The preceding has been a description of the preferred embodiment of the invention. It will be appreciated that deviations and modifications can be made without departing from the scope of the invention, which is defined by the appended claims. [0024]

Claims

What is claimed is:

1. A system comprising:

a bus;

a processor coupled to the bus;

an interface circuit coupled to the bus and to an external source of information;

a memory controller coupled to the bus and to an external memory; and

a cache memory coupled to the memory controller, the cache memory for storing only data received from the external source of information.

2. A system as in claim 1 wherein the cache memory stores data received from the external source of information, and after accessing the data a first time the data is invalidated and not used again.

3. A system as in claim 1 wherein the cache memory is prevented from storing information from the processor.

4. A system as in claim 2 wherein the cache has lines for storage of the data.

5. A system as in claim 4 wherein a tag provides an address for each set of data received from the external source of information.

6. A system as in claim 5 wherein the tag is stored in the memory controller to indicate whether the data is stored both in the cache and in the memory.

7. A system as in claim 6 wherein the cache lines hold at least 1000 bytes of information.

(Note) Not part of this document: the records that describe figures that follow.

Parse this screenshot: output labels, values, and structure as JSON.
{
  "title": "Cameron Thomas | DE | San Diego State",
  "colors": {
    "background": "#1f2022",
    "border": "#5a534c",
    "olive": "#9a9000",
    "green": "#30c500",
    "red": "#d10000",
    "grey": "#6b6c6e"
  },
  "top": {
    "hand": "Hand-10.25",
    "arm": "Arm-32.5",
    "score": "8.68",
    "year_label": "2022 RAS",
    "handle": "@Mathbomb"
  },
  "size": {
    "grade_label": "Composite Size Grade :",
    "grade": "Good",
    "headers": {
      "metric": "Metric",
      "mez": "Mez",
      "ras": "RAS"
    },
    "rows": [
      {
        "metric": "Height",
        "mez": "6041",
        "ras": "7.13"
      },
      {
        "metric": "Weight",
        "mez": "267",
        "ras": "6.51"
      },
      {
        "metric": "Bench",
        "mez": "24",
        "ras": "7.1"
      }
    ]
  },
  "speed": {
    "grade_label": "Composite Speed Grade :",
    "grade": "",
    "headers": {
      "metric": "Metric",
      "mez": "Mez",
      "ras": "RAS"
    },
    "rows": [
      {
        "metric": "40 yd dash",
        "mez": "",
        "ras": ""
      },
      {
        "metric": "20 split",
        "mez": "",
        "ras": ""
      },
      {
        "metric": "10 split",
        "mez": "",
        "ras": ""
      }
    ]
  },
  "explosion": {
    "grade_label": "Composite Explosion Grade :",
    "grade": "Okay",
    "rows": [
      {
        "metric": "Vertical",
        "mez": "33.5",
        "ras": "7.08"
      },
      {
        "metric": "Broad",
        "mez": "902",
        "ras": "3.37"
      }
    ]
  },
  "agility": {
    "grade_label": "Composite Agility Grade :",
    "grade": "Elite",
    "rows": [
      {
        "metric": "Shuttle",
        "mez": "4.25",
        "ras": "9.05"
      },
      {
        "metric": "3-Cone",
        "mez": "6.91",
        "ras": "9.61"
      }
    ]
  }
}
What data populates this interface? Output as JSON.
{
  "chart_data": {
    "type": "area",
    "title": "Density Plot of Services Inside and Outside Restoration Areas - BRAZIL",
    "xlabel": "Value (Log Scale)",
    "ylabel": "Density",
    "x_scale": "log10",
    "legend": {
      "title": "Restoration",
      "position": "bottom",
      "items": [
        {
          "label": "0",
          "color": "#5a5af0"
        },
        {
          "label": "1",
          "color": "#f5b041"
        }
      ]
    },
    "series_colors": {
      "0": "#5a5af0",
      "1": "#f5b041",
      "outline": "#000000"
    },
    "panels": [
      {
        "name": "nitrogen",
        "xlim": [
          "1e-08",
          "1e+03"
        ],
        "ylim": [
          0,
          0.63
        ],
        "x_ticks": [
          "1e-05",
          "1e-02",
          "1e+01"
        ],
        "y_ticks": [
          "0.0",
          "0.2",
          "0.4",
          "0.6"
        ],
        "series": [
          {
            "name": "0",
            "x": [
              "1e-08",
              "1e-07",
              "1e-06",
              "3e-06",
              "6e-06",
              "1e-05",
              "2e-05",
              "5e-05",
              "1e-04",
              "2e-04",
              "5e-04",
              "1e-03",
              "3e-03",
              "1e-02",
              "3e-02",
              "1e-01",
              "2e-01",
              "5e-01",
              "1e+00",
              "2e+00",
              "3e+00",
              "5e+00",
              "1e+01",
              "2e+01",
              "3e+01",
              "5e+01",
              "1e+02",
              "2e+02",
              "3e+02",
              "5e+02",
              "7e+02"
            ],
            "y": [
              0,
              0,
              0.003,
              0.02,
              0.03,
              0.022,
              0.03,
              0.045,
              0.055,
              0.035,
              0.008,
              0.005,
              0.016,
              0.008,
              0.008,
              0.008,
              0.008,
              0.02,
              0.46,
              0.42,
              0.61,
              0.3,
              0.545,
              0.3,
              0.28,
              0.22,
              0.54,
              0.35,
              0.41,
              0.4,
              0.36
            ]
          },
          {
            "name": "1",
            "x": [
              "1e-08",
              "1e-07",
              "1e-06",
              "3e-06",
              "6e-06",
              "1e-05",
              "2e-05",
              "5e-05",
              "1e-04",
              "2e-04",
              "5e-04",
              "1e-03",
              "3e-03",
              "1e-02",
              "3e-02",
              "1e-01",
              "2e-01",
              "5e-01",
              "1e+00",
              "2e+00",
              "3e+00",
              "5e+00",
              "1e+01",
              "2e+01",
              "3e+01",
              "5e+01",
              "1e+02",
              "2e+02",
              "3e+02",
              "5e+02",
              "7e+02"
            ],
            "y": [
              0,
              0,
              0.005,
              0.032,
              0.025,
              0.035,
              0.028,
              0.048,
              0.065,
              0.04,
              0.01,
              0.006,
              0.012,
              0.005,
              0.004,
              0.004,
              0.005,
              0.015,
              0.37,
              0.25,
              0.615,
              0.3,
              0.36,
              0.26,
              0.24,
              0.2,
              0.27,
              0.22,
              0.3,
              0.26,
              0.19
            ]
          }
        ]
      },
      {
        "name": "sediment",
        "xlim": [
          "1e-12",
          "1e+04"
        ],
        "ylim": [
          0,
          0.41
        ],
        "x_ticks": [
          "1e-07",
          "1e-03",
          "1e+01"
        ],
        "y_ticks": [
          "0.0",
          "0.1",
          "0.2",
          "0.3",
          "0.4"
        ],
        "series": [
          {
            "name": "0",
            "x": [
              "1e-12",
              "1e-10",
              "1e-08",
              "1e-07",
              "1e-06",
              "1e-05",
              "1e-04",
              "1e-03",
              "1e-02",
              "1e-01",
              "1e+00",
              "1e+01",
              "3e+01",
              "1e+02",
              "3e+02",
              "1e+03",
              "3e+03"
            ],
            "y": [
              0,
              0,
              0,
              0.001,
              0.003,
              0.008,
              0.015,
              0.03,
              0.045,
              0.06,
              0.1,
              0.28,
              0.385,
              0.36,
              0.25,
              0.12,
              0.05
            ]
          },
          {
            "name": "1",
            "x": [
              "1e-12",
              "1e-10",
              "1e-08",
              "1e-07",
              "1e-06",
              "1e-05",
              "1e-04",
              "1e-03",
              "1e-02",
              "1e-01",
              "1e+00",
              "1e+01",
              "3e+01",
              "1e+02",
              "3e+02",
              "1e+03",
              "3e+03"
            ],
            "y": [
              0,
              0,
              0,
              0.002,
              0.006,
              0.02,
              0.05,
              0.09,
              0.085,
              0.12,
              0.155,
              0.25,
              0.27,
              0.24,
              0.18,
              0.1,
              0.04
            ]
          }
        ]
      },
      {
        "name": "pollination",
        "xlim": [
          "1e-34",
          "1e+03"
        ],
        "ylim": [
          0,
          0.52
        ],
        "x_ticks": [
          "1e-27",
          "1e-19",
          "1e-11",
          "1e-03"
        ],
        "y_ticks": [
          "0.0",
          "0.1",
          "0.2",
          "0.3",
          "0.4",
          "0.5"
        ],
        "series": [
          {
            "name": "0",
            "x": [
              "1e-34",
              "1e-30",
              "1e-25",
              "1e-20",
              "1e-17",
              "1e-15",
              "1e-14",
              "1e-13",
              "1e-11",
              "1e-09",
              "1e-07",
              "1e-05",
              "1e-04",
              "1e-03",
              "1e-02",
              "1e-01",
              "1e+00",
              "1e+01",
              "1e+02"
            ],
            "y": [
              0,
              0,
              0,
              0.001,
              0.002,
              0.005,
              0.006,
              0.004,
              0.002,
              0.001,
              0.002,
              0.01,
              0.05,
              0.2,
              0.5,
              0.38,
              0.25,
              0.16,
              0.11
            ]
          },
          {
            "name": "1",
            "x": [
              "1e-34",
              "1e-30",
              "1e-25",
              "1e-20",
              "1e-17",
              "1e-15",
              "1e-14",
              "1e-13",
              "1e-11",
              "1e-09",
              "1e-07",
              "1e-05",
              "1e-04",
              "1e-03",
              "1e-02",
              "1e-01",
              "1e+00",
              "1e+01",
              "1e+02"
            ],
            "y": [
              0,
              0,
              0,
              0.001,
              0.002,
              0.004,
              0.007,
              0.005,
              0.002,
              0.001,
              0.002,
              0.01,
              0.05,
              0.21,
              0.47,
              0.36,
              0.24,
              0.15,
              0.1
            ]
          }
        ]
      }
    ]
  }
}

8. A system as in claim 1 wherein the processor and the cache are formed on the same integrated circuit.

9. A system comprising:

a bus;

a processor coupled to the bus;

a memory controller coupled to the bus and to an external memory; and

a cache memory coupled to the memory controller, and wherein

the cache memory stores data received from the external source of information; an

after accessing the data a first time the data is invalidated and not used again.

10. A system comprising:

a bus;

a processor coupled to the bus;

a memory controller coupled to the bus and to an external memory; and

a cache memory coupled to the memory controller, the cache memory for storing data received from the external source of information and having a line size which is at least 1000 bytes.

11. In a system having a bus, a processor coupled to the bus, an interface circuit coupled to the bus and to an external source of information, a memory controller coupled to the bus and to an external memory; and a cache memory coupled to the memory controller, a method for improving the handling of streaming data received from the external source comprising:

detecting the arrival of data from the external source of information;

storing the data in the cache and in the external memory;

in response to completion of the storage of the data, sending an interrupt signal to the processor; and

processing the data received from the external source.

12. A method as in claim 11 wherein the cache stores only data received from the external source of information.

13. A method as in claim 12 wherein data is stored in a line in the cache only until the memory controller indicates that the cache line is full.

14. A method as in claim 12 wherein a tag representing an address for the data received from the external source of information is stored in the memory controller, and wherein the processor checks the memory controller to determine whether the data is in the cache.

15. A method as in claim 14 wherein following retrieval of the data from the cache, a step is performed of invalidating the cache line.

16. A method as in claim 11 wherein if, at the time new data is to be stored in the cache there is not an empty line, one of the lines in the cache is reused for the new data.